Though not everyone may find this pleasurable, I found myself in the wonderful position last week of watching a lamb be born. Here in Central Washington, we normally don’t find ourselves with cloud cover and drizzly weather, but on this particular day, that is exactly what we had. When I saw one of our Katahdin ewes pawing at the ground (an obvious sign of advanced labor), as a photographer that normally has to battle with blinding light, I was excited at the prospect of sitting in the drizzle and shooting the process in the calm, spring light.
Before long, I found myself huddled up in the shelter with all four of my children, Leica in hand, ready to witness new life enter the world. I never tire of it.
Georgia has named all the lambs this year, all of them herb or weather related - for some reason that makes a lot of sense to a 12 year old. This little white bundle of lamb love is called “Flurry”.
Alas, lamb love is not the purpose of why I’m writing you today. I just can’t help myself from sharing these beautiful moments. Sure there’s afterbirth and a janky fence that needs repairing, but look past that. Look at the life at hand. This is real life remember. We’re far from the Disney version of the farm.
I’ll be sharing on the lambs later this week, but before then, I wanted to invite you to spend some time with me in the kitchen and the garden once again. Where else would I be ever?
Kitchen. Garden. Church. Rinse. Repeat.
Today, we’re spending time cleaning out old beds, planting new spring seeds both in the greenhouse and in the beds directly, as well as using up some of last year’s onion harvest to make some delicious French Onion soup. Right now, I’m intentionally focused on using up the food that we have before this year’s crop comes in strong!
Here’s the recipe…
French Onion Soup
5 onions (about 3 pounds)
4 tablespoons butter
1/2 teaspoon of dried thyme or 1 teaspoon fresh
2 bay leaves
8 cups homemade beef or chicken stock
4 tablespoons high-quality balsamic vinegar or Worcestershire sauce
Sea salt and freshly ground pepper to taste
Crusty bread of choice
5 tablespoons (per serving) of grated Swiss, Gruyere, or other melty cheese
Peel and slice the onions in half. Then, cut into thin strips.
Melt the butter in a large soup pot. Add in the sliced onions and the thyme. For the next half hour, on medium heat, allow the onions to slowly soften. You will need to stir them and tend to them to make sure they don’t burn at all. If they become too sticky, add in a few more tablespoons of butter. The point here is to slowly allow them to darken and become sticky.
Once the onions are nice and sticky, add in the bay leaves, and stock. Stir and bring to a simmer. Then, drizzle in the balsamic vinegar.
Cover and allow the soup to simmer until you’re ready to eat. Season with salt and pepper to your liking.
Gently scoop each serving into into an oven-safe dish, such as a ramekin.
Top each ramekin with a piece of crusty bread.
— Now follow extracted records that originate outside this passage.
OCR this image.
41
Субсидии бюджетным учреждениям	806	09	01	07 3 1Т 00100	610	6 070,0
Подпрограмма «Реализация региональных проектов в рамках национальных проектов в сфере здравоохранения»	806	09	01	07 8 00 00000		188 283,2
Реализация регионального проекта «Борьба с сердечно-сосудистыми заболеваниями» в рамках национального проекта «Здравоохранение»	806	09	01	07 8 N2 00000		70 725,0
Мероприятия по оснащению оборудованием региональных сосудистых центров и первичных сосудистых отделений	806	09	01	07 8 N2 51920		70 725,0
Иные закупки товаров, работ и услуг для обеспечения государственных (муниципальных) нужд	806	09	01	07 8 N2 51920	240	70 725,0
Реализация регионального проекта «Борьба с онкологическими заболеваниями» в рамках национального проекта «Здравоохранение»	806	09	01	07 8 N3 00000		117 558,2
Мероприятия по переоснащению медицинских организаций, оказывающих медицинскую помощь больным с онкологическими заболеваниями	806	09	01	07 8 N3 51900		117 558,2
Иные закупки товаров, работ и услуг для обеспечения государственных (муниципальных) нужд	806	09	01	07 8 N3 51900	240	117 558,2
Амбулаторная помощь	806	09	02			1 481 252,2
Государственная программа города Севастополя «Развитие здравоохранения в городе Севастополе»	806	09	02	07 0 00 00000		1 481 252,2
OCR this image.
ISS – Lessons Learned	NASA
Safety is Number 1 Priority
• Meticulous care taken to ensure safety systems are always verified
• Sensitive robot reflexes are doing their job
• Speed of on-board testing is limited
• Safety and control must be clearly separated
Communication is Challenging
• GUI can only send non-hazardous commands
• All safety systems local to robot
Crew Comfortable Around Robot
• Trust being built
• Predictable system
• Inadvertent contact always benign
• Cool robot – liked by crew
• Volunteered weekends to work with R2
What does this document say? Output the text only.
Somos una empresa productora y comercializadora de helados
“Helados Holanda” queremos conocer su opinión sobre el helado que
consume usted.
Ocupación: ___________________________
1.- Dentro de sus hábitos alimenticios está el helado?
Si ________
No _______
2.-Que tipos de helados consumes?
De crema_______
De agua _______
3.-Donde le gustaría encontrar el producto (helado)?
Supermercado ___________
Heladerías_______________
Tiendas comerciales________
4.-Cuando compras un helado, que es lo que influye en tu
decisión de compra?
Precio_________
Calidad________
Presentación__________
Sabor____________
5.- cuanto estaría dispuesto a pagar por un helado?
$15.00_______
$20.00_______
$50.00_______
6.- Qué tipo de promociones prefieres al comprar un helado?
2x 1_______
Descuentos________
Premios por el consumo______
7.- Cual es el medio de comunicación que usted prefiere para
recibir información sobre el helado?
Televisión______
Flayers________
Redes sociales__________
Lastly, top each serving with a healthy serving of grated cheese.
Place all the ramekins on a baking sheet and broil until the cheese is melted and the bread has gotten slightly crusty on the edges.
To make it even more delicious, take the time to toast the bread slices with a generous smear of butter before placing them over the onion soup. When I’m on my A-game, I’ll do that. Today wasn’t about my A-game. Today was about make sure there was food onto table when I came in from the garden, exhausted, and starving.
I hope you enjoy our time together in the garden! Pour a glass, gather up a bit of inspiration, and head to your own little patch of paradise to get your hands dirty!